Late night blogging status update: The plants are still looking well. Fat Jeoffy has left the table, but Mz. Bustopher Jones has colonized my lap. The toast was delicious. I am still tired but still in that way that doesn't actually lead to sleep. I have less than 24 hours left of being 35. I wish that for my birthday I could ask for more time to read instead of just for more books. I may begin working on a final Vanity Fair post right now, just because I can.
7 comments:
Well - now I want, really badly, to read something by Sayers. I'm trying to remember if there's anything by her in the peace corps library or if I'm going to have to wait a year till I have access to an American library. I tend to ration my books too, but I love how it feels when I just chill out a bit and relish reading everything by an author. Your description of Sayers and the lack of pretension reminds me of Dennis Lehane, who I think of as someone with the chops to write "literary fiction" but who writes mysteries. I find his work so much more exciting than that of the horde of award-winning lit fic authors. Lehane was also the last author I read the way you're reading Sayers - a few months after first reading him, I got sick and spent a week reading three of his novels. It was so much fun to feel so completely in his world.
I've been saving Sayers because she sounds like an author I would absolutely love and I haven't even read her yet. I've just allowed myself to begin reading Maisie Dobbs by Jacqueline Winspear. So like you, I'm 'rationing' ... by not even reading them which is ridiculous!!

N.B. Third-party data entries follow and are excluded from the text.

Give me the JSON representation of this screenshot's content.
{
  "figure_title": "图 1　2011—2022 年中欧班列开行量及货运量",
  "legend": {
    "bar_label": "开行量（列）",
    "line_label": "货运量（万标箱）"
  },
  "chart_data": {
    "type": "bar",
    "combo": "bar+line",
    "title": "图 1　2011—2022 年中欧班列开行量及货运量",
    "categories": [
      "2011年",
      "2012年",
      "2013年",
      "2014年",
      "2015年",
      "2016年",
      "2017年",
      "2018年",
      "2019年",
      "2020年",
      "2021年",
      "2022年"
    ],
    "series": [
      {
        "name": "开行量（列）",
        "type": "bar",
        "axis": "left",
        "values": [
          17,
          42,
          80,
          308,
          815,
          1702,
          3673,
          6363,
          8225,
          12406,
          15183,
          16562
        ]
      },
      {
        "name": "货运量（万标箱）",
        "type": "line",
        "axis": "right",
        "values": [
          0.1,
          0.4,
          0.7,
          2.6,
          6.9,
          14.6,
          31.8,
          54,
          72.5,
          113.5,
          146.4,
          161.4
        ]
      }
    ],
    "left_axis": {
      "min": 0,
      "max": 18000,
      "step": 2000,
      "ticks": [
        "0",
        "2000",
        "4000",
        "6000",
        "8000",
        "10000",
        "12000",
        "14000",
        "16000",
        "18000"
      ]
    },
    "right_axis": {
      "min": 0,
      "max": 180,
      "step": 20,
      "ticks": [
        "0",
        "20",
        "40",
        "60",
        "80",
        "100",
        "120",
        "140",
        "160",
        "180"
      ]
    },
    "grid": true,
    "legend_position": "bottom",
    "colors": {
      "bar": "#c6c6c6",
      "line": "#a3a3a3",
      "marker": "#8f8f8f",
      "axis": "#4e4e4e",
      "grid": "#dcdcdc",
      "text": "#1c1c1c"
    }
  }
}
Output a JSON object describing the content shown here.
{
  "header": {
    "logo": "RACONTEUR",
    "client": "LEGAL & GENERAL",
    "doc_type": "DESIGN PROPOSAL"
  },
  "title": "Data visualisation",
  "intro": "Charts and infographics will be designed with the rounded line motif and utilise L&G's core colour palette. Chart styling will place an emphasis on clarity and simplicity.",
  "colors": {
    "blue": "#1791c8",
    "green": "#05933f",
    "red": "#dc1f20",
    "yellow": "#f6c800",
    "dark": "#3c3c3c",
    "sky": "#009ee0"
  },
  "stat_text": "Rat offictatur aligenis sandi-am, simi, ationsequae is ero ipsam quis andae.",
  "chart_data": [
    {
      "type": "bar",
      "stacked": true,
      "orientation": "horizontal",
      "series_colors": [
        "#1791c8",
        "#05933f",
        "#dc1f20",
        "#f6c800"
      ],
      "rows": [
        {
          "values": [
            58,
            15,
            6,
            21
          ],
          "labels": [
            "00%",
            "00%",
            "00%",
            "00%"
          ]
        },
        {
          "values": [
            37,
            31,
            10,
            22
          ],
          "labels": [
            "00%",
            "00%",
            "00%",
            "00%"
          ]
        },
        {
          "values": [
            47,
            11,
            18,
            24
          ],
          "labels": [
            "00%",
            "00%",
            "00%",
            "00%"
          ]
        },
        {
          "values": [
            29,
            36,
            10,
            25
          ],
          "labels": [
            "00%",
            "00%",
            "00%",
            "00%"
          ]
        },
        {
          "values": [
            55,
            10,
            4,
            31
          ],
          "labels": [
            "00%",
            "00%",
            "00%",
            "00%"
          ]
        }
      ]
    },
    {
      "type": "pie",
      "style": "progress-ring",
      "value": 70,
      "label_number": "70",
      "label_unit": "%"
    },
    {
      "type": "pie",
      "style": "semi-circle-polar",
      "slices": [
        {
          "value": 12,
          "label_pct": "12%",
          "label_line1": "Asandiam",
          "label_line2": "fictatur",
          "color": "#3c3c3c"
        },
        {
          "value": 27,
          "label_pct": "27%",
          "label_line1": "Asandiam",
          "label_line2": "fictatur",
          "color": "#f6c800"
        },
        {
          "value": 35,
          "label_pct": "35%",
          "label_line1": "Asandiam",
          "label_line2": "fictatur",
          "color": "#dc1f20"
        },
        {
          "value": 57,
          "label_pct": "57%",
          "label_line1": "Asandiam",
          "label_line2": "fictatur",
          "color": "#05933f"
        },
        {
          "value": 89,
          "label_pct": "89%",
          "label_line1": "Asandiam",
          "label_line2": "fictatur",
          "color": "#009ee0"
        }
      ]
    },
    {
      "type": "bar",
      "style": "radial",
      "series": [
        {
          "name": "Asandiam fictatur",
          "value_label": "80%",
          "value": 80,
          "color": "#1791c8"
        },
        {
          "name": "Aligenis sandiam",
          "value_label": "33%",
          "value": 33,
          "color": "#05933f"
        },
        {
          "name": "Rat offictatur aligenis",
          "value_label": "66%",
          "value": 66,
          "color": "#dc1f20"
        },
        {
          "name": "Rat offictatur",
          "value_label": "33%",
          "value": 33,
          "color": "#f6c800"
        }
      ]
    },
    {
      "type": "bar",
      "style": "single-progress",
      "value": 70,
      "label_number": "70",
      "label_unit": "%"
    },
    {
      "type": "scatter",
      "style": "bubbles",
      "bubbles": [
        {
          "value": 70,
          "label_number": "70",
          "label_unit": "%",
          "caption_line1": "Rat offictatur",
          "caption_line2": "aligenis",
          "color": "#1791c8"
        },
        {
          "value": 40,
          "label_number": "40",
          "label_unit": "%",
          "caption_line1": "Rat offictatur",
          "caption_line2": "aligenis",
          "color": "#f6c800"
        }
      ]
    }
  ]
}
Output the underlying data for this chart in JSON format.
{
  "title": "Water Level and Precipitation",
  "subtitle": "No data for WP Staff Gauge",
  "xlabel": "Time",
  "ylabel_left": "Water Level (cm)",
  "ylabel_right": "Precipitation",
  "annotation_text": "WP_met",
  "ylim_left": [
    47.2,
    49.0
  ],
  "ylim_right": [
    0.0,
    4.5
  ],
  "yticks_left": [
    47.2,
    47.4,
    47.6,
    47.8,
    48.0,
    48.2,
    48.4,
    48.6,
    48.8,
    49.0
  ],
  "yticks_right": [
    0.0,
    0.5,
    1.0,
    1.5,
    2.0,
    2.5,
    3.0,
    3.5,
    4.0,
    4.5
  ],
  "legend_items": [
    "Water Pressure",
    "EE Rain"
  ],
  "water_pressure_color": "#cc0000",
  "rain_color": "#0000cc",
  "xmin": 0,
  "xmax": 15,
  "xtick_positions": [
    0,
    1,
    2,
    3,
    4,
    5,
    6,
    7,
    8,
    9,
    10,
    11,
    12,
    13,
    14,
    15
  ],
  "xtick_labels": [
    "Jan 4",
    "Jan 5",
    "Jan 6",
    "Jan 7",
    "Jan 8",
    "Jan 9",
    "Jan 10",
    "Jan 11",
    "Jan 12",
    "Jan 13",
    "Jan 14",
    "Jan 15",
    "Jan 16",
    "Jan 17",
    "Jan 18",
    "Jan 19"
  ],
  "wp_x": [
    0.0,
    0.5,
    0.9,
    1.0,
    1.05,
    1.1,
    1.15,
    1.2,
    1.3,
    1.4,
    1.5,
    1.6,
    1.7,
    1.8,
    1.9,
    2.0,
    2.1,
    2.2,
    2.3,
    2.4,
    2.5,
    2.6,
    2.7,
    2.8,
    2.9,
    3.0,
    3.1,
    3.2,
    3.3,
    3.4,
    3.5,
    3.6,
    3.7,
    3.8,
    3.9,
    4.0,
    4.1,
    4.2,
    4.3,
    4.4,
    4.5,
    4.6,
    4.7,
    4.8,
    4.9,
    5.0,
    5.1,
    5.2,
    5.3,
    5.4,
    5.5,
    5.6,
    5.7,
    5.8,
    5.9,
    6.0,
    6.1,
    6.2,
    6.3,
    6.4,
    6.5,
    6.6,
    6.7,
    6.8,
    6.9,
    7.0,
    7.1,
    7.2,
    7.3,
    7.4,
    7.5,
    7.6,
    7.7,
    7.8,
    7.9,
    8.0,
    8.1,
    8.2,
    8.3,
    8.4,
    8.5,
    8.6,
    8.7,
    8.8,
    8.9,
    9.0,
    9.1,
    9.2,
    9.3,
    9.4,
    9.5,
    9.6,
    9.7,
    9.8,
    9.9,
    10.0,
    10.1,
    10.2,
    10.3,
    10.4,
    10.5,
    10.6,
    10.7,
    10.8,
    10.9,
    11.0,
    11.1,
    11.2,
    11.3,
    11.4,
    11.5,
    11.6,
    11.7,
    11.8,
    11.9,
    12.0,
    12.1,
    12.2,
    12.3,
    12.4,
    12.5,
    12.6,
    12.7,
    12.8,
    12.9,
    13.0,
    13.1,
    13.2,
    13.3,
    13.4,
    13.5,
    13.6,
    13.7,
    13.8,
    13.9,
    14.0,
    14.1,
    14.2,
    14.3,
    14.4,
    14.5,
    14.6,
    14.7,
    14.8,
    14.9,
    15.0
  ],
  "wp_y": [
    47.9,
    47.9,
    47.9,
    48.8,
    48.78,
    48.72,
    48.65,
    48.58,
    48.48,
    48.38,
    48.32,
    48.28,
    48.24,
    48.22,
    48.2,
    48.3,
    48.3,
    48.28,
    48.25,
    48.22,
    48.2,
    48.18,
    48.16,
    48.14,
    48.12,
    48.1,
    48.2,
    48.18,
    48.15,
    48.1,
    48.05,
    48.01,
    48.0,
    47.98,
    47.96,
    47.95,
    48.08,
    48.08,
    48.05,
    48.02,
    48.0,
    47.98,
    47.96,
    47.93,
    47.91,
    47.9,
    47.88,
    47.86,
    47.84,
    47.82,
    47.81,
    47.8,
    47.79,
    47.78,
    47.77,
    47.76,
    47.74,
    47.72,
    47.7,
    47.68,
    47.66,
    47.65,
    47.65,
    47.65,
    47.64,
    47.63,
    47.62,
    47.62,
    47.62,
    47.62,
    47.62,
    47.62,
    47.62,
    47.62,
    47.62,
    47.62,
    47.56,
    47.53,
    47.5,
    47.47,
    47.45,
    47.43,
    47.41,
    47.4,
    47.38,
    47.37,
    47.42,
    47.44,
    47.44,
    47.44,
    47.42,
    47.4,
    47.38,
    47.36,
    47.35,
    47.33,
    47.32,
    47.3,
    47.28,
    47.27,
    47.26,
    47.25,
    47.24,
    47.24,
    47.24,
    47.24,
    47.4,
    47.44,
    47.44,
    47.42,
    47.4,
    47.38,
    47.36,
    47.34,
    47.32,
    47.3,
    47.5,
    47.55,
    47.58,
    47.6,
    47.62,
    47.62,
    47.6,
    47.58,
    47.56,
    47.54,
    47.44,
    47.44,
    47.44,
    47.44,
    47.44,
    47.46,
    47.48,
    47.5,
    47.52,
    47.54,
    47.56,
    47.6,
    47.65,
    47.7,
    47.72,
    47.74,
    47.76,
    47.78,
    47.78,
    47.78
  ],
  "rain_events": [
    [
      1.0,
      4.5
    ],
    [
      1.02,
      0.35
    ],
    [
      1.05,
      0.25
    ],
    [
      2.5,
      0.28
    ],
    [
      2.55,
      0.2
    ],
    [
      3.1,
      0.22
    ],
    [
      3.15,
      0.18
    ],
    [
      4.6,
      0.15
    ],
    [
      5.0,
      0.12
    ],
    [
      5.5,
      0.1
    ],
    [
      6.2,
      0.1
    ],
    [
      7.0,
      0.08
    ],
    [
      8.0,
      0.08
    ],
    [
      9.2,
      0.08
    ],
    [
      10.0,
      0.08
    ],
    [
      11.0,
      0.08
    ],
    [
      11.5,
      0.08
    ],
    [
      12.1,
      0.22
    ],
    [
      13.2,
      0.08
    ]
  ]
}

I read Murder Must Advertise YEARS ago, and I have absolutely no memory for books (see: reasons for starting a blog) but at one point Peter says something along the lines of 'That's praising with faint damns' and I LAUGHED AND LAUGHED and I laugh at that line to this day.
Must get me some more Sayers, immediatemente.
Love this post! Love Sayers too, and I was just thinking I need to reread Murder Must Advertise. :D I haven't read it since high school, but I remember the cricket scene with an odd sort of vividness!
I'm like you: I tend to ration out my favourite authors so that they'll last longer. My mom's the opposite: when she discovers a new writer she loves, she tears through their works. I want to get more into that camp, I think...or at least increase my rationing so that I'm reading more than one a year. I have to remind myself that once I finish a beloved author's books, I can just reread them!
I either command or encourage you all, whichever is most appropriate for you, to go read Gaudy Night, stat. And then the others.
I LOVE Sayers and Wimsey was also my literary boyfriend at one point. I haven't read any of her books for a while although I'm tempted to try The Attenbury Emeralds (Jill Paton Walsh's continuation of the Wimsey mysteries). Walsh's first attempt was good but can't remember much of her second.
chasingbawa: I am, and I think I will remain, too fearful to ever try Walsh's attempts at reviving Wimsey et al - I just don't know how anyone could satisfyingly attempt to replicate Sayers's genius!